Il le fait avec tact, élégance et détermination, en excellent président de l’Ordre qu’il est. On doit lui reconnaître qu’il n’utilise jamais la langue de bois pour exprimer le courage de ses propos.
Dont acte ! »
Pr Edmond Pierre Benqué
Respecter les règles élémentaires
J’ai aimé et je partage la majorité des idées exprimées par le Dr Missika.
Les études bibliographiquesmontrent en effet que les traitements endodontiques sont hélas insuffisants dans la majorité des pays et la France ne fait pas exception. Ce fait n’est pas seulement la conséquence de mauvais traitements, il est aussi lié à la complexité du système endodontique et aux difficultés qui en résultent.
Les retraitements qui s’en suivent sont à mon sens un enjeu de santé publique, mais ils sont aussi à l’origine de plus en plus de litiges. Il me semble par conséquent intéressant qu’un expert judiciaire souligne les failles souvent retrouvées lors des expertises et qu’il rappelle les bonnes pratiques, auxquelles les juges se réfèrent. En endodontie, les recommandations sont construites essentiellement à partir d’un accord professionnel et elles permettent d’aboutir à des applications cliniques validées.

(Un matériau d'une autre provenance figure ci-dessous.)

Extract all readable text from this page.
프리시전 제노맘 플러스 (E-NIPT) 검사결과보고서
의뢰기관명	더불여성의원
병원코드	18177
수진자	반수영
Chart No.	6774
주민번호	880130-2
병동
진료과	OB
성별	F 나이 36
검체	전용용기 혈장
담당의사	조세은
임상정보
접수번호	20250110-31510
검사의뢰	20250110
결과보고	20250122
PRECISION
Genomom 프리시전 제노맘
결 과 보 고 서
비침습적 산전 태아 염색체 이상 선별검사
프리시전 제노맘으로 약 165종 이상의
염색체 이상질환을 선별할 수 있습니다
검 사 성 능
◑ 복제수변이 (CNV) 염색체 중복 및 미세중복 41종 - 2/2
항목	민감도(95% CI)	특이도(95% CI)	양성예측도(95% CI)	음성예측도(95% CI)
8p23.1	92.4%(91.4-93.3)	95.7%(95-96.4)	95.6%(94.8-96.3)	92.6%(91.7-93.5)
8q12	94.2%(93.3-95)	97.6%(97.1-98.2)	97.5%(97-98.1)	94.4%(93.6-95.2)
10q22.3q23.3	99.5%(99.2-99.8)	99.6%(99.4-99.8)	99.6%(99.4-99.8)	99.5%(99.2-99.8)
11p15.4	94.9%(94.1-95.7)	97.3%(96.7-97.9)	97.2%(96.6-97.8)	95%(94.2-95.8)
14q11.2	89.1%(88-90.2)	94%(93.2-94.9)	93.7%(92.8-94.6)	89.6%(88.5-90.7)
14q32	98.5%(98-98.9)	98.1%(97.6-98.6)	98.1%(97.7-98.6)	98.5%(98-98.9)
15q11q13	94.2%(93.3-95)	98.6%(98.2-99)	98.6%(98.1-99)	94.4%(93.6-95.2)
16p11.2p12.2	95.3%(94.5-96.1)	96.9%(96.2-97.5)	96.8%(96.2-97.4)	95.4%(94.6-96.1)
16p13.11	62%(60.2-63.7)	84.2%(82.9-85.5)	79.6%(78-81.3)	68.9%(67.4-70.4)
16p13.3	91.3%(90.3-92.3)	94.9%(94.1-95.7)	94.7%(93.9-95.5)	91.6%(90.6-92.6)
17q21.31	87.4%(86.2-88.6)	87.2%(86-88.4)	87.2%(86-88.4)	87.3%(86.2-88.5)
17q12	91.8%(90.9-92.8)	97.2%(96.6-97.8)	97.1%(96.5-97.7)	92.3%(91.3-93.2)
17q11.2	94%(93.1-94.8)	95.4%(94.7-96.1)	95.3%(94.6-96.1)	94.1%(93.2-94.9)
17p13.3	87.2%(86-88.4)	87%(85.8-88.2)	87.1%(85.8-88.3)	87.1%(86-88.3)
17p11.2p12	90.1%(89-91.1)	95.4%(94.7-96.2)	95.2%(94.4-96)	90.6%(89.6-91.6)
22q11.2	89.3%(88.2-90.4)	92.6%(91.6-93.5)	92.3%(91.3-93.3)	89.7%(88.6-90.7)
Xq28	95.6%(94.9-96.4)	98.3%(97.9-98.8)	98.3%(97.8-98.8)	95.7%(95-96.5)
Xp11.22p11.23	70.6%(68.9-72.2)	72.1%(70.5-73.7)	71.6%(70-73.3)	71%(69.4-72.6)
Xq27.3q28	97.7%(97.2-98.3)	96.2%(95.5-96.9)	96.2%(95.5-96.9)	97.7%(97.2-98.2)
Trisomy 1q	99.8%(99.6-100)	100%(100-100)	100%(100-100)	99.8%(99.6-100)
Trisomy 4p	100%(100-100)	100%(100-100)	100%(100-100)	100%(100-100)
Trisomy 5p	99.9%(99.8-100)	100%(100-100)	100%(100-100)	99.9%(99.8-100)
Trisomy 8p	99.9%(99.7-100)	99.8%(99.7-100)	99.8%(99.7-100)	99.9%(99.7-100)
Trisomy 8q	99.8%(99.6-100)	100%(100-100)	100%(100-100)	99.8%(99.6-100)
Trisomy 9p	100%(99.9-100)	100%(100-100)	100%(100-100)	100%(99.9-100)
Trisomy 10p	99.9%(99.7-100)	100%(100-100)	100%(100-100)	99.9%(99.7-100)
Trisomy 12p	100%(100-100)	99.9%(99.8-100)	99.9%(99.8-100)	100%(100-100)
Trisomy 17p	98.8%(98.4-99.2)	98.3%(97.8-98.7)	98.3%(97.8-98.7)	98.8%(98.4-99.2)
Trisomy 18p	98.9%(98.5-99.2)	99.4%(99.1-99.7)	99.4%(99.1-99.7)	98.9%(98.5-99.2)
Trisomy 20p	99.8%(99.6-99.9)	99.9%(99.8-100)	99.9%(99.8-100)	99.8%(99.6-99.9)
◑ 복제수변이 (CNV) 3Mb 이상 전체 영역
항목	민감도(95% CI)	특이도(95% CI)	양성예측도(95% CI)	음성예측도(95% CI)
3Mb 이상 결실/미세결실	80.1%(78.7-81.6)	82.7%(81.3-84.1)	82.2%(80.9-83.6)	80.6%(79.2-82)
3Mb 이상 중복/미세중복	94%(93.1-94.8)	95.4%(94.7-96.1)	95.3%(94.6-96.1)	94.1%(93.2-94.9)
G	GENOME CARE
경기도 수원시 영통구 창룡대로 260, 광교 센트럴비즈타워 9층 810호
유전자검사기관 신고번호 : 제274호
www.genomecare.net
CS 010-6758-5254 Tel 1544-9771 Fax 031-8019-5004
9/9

Si, selon la MACSF, 5,9 % des chirurgiens-dentistes sociétaires ont fait en 2012 l’objet de plaintes, ce phénomène risque de s’amplifier avec le temps. à ce jour, les causes endodontiques sont à l’origine d’un tiers des litiges : fractures instrumentales, obturations canalaires inadéquates, dépassements, auxquels il faut ajouter les problèmes de prothèses à déposer en raison d’infections ou de perforations radiculaires…
En fait, la majorité des complications est, directement ou indirectement, liée à la présence de bactéries dans le système canalaire et à l’herméticité des traitements. C’est dire l’importance qu’il nous faut apporter à la désinfection ainsi qu’à la limite et à la qualité de l’obturation.
Ainsi, lors d’un traitement endodontique, il est recommandé de réaliser au moins trois radiographies rétro-alvéolaires datées et archivées (HAS 2008). Le cliché pré-opératoire aide au diagnostic et fixe l’état antérieur. Le cliché peropératoire permet d’établir, ou de confirmer après mesure électronique, la longueur de travail qui doit être inscrite sur le dossier, il permet aussi de contrôler l’ajustage du cône afin d’éviter les sous ou sur-obturations. Enfin, le cliché postopératoire contrôle la qualité du traitement.
Sachant par ailleurs que, légalement, le praticien doit mettre en œuvre tous les moyens dont il dispose pour assurer la sécurité de son patient,il est indispensable de poser un champ opératoire. Seule la digue empêche la contamination du système canalaire par la salive et permet une désinfection optimale ainsi qu’une sécurité maximale.
Le but de cet éditorial était, me semble-t-il, de souligner que le simple respect de ces règles élémentaires permettrait aux praticiens d’être plus sereins en cas d’échecs et de litiges.